Insight into InSciTE

Meet Urbah Syed, a first-year undergraduate student in the InSciTE program with a diverse background and a promising future.

Matthew Kingston - 17 May 2018

If I could use one word to describe Urbah Syed it would be badass-and while I know that badass is actually two words I really don't care, and neither would she.

Meet Syed, newest poster child of WISEST, also known as Women in Scholarship, Engineering, Science & Technology, a unit of the University of Alberta dedicated to empowering women in the fields of science, engineering and technology.

When I first met Syed, I was convinced she was a biker. Apparently she's isn't. Not yet, anyway... When asked, she said Ducatti would probably be her ride of choice, because she is little. Something in red and maybe silver, with one of those funky helmets that look like a skull. When I asked her what kind of sports she was into, she said archery, olympic air pistol, and fencing. "Pardon?" I said. Oh yeah, she also placed first in archery at territorials, and first in pistol and fencing at her high school a few years back. No big deal. So I thought I'd take it one step further and ask what would her weapon of choice be in a zombie apocalypse because, you know, you have to ask the important questions. The easy guess would be swords, right? Wrong. Urbah is an axe gal. Think ancient viking.

By now, I bet you're asking, what does a sharp-shooting, sword-fighting, axe-wielding, Ducatti-wanting, viking-channelling girl have to do with WISEST? Everything, really. She's hungry, kind, intelligent, thoughtful, open-minded, into science, and female. A change-maker.

Change maker

It all started when Syed was in Yellowknife, where she lived with her family. This is where she and college student Kristan Marion formed MAGMA, the Magnanimous Advocates Generating Mental Awareness. The support for their program was astounding: teachers volunteered to hold meetings once a week; local businesses donated supplies to hold a coffee house poetry and song night; and startup supplies were donated. In a beautiful and remote community where the summers are never dark, the cohesiveness of this diverse group of people was remarkable, in no small part because this same community still struggles with the fallout of residential schools, drug abuse, and a high dropout rate.

This is one of the many reasons that when Syed and Marion formed MAGMA they had such overwhelming support, and why when Syed showed an interest in studying science at university, her teachers went above and beyond to provide her many opportunities like joining WISEST. It's also why Syed is going back to Yellowknife as soon as she graduates with her bachelor of science from the University of Alberta's Faculty of Science.

There's nothing quite like it, she says. Yellowknife is made up of people from all over the world, from Africa to the Middle East, to Europe and the First Nations. There's no room for prejudice.

Syed would know. She is Muslim. You can pick her out by the cute little hat she wears atop her Hijab. She painted it up herself with a fierce little unicorn whose nickname, "Urbanator," is written below.

Major insight

When asked if there were any times when someone somewhere had been prejudiced towards her, she replied, "There's plenty, but there will always be something people can hate you for-whether it's what you wear, how you talk, or if you're an Oilers fan or not. So you might as well live a life that's true to you."

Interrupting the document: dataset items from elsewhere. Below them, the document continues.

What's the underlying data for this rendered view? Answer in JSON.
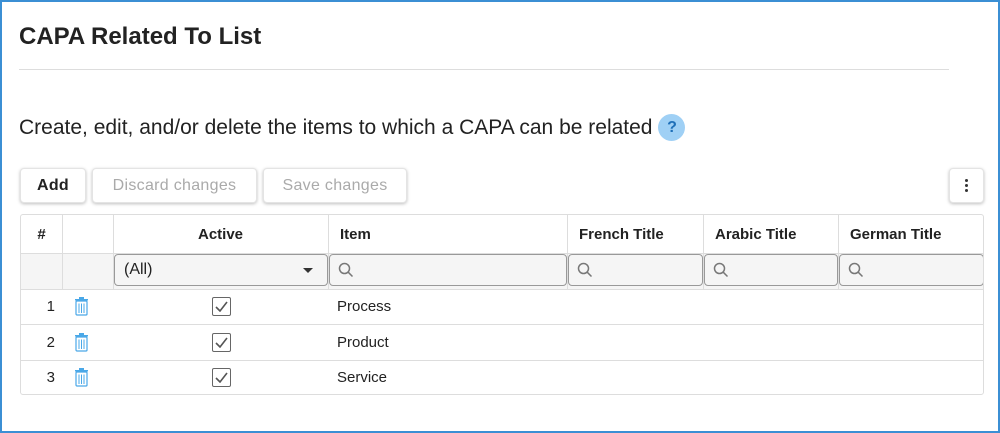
{
  "page": {
    "title": "CAPA Related To List",
    "description": "Create, edit, and/or delete the items to which a CAPA can be related",
    "help_glyph": "?"
  },
  "toolbar": {
    "add_label": "Add",
    "discard_label": "Discard changes",
    "save_label": "Save changes",
    "more_icon": "more-vertical-icon"
  },
  "grid": {
    "columns": [
      "#",
      "",
      "Active",
      "Item",
      "French Title",
      "Arabic Title",
      "German Title"
    ],
    "filters": {
      "active_value": "(All)",
      "item_placeholder": "",
      "french_placeholder": "",
      "arabic_placeholder": "",
      "german_placeholder": ""
    },
    "rows": [
      {
        "num": "1",
        "active": true,
        "item": "Process",
        "french": "",
        "arabic": "",
        "german": ""
      },
      {
        "num": "2",
        "active": true,
        "item": "Product",
        "french": "",
        "arabic": "",
        "german": ""
      },
      {
        "num": "3",
        "active": true,
        "item": "Service",
        "french": "",
        "arabic": "",
        "german": ""
      }
    ]
  },
  "colors": {
    "frame_border": "#3b8fd4",
    "help_bg": "#9fd0f5",
    "trash_icon": "#4aa8e8",
    "disabled_text": "#aaaaaa"
  }
}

So, as you can probably guess, Syed is as diverse as the community she comes from, and she brings that diversity everywhere she goes.

That's why she's one of our top students in InSciTE, aka the Interdisciplinary Science Threshold Experience, a first-year undergraduate program that couples the classic university experience with unique, integrated learning opportunities. It's also why she so eager to volunteer for groups like WISEST and Safewalk. It's why she jumped at the opportunity to turn a one-day capstone experiment into a week-long microbiology project in a research lab.

Community, Syed says, is the most important thing. If you're not staying involved, you lose touch with important issues and fall prey to apathy, which can be a dangerous thing on a larger scale.

Syed just finished her first year in Science and wants to be either a doctor, a researcher, or join the army.

I for one am very curious to see which one she chooses.